Margareth Madè: Mi sono divertita molto a scoprire come raccontare la natura misteriosa di Nadine. In modo particolare, però, mi ha reso ancora più felice l'esser diretta da un grande professionista che stimo molto.
Sabrina Impacciatore: E' evidente, soprattutto grazie al capello ingombrante, che per la mia Marina mi sono ispirata al look di Amy Winehouse. Maurizio aveva in mente un modello più simile all'Alanis Morissette, ma io volevo che questa donna riuscisse a invadere lo spazio altrui anche attraverso la sua fisicità. Non ho avuto un compito facile perché, nonostante i tratti femminili estremi, mi sono dovuta mantenere in equilibrio tra le caratteristiche di un'innamorata ossessiva ai limiti della stalker e quelle di un'eroina romantica un po' sui generis.
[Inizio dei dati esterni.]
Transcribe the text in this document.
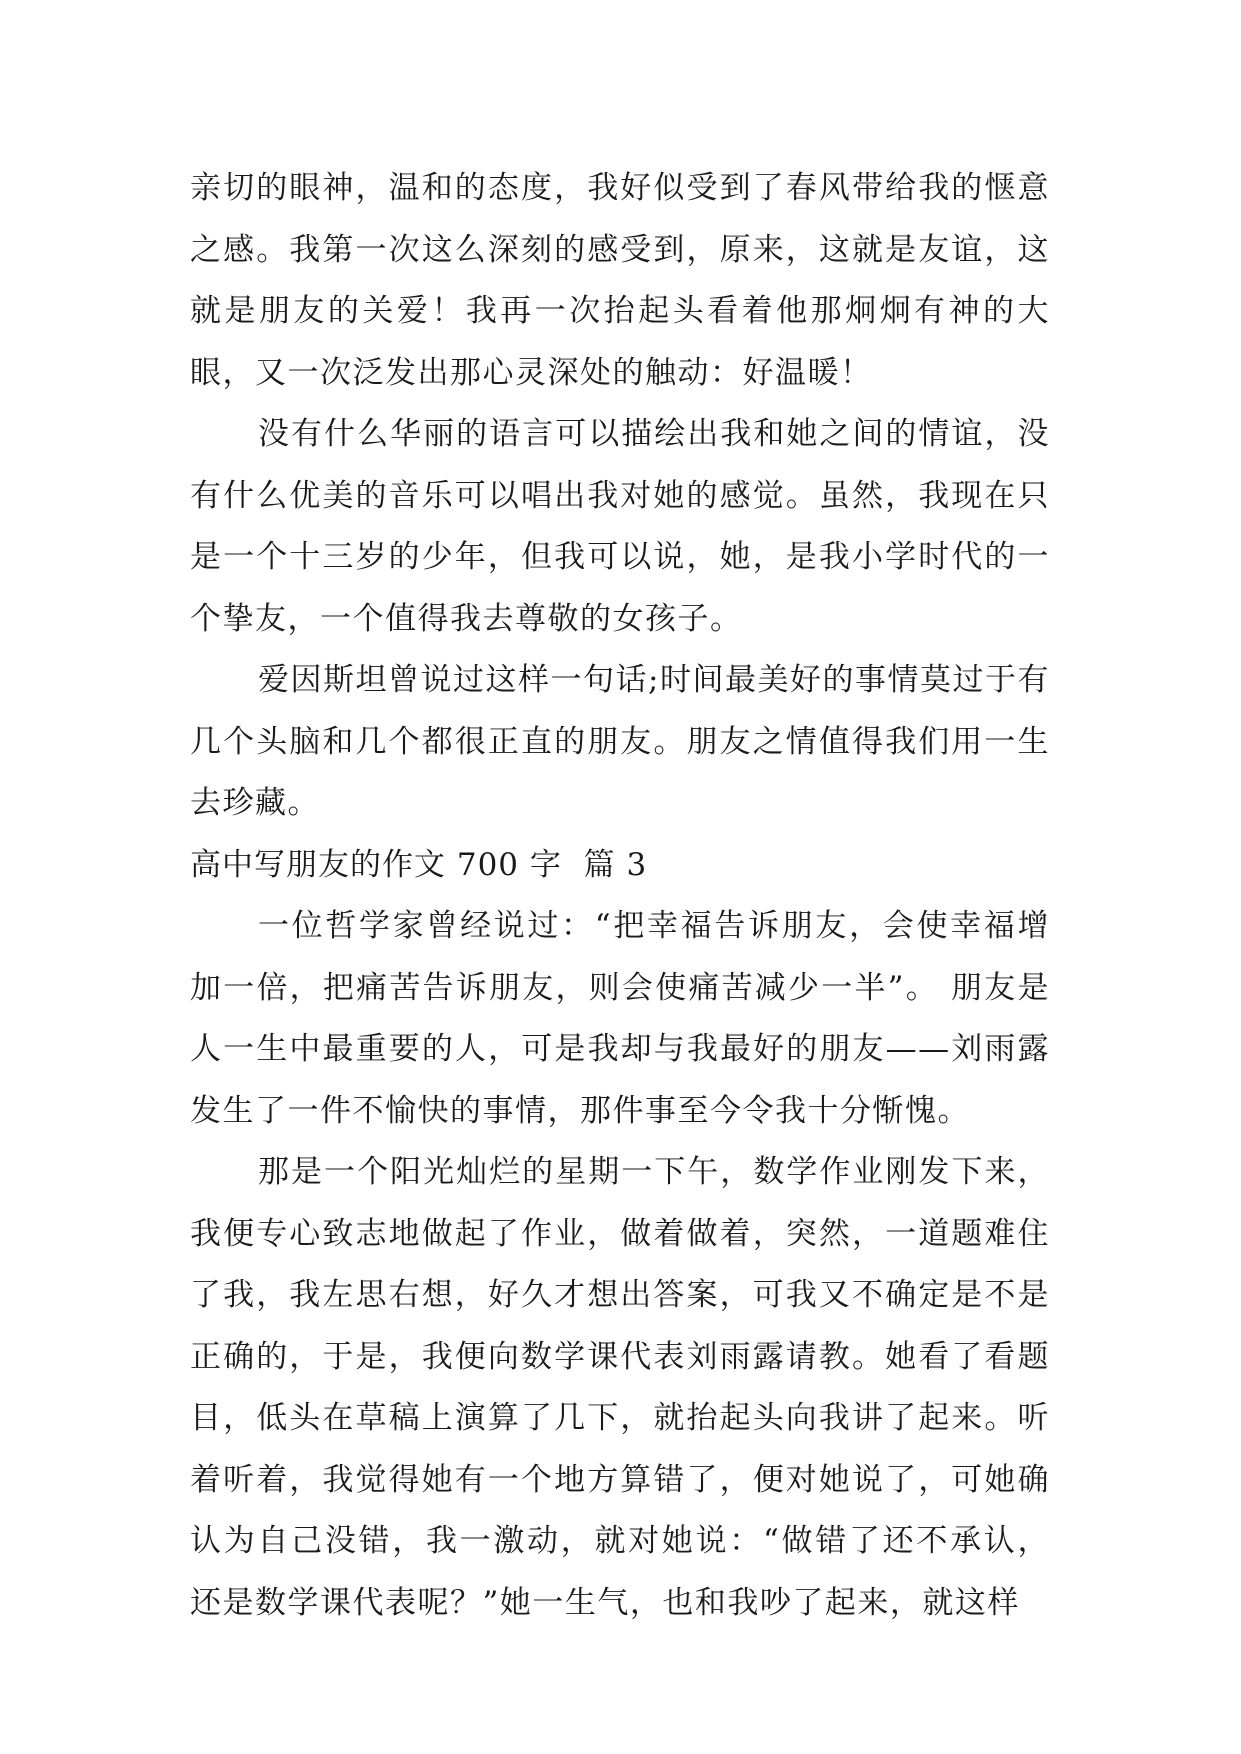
亲切的眼神，温和的态度，我好似受到了春风带给我的惬意之感。我第一次这么深刻的感受到，原来，这就是友谊，这就是朋友的关爱！我再一次抬起头看着他那炯炯有神的大眼，又一次泛发出那心灵深处的触动：好温暖！

没有什么华丽的语言可以描绘出我和她之间的情谊，没有什么优美的音乐可以唱出我对她的感觉。虽然，我现在只是一个十三岁的少年，但我可以说，她，是我小学时代的一个挚友，一个值得我去尊敬的女孩子。

爱因斯坦曾说过这样一句话;时间最美好的事情莫过于有几个头脑和几个都很正直的朋友。朋友之情值得我们用一生去珍藏。

高中写朋友的作文 700 字  篇 3

一位哲学家曾经说过：“把幸福告诉朋友，会使幸福增加一倍，把痛苦告诉朋友，则会使痛苦减少一半”。 朋友是人一生中最重要的人，可是我却与我最好的朋友——刘雨露发生了一件不愉快的事情，那件事至今令我十分惭愧。

那是一个阳光灿烂的星期一下午，数学作业刚发下来，我便专心致志地做起了作业，做着做着，突然，一道题难住了我，我左思右想，好久才想出答案，可我又不确定是不是正确的，于是，我便向数学课代表刘雨露请教。她看了看题目，低头在草稿上演算了几下，就抬起头向我讲了起来。听着听着，我觉得她有一个地方算错了，便对她说了，可她确认为自己没错，我一激动，就对她说：“做错了还不承认，还是数学课代表呢？”她一生气，也和我吵了起来，就这样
Neri Marcorè: Per quanto mi riguarda, tutto nasce sul set de La scomparsa di Patò, dove Maurizio ed io ci siamo conosciuti. Quindi, per costruire il rapporto di vecchia data con l'amico Paolo, medico dall'aspetto alternativo, non abbiamo fatto altro che ispirarci a noi due, riportando sullo schermo il divertimento personale e il modo in cui ci prendiamo in giro.
Tirando le somme di questa esperienza, pensa di tornare nuovamente dietro la macchina da presa? Maurizio Casagrande: Kubrick diceva che girare un film era la parte più noiosa del montaggio. Devo dire che fino ad oggi mi sono sentito anche un po' offeso da questa dichiarazione, ma dopo aver seguito il mio film fino all'ultimo giorno del mix audio, comprendo il senso delle sue parole. A ogni singolo passaggio tecnico la storia si arricchisce e si trasforma in qualche cosa di nuovo. Per questo motivo, credo di aver vissuto un'esperienza incredibile. Non so se avrò ancora la possibilità di stare dietro la macchina da presa. Sicuramente ho già delle storie pronte nel cassetto, ma devo prima capire cosa pensa il pubblico di Casagrande regista.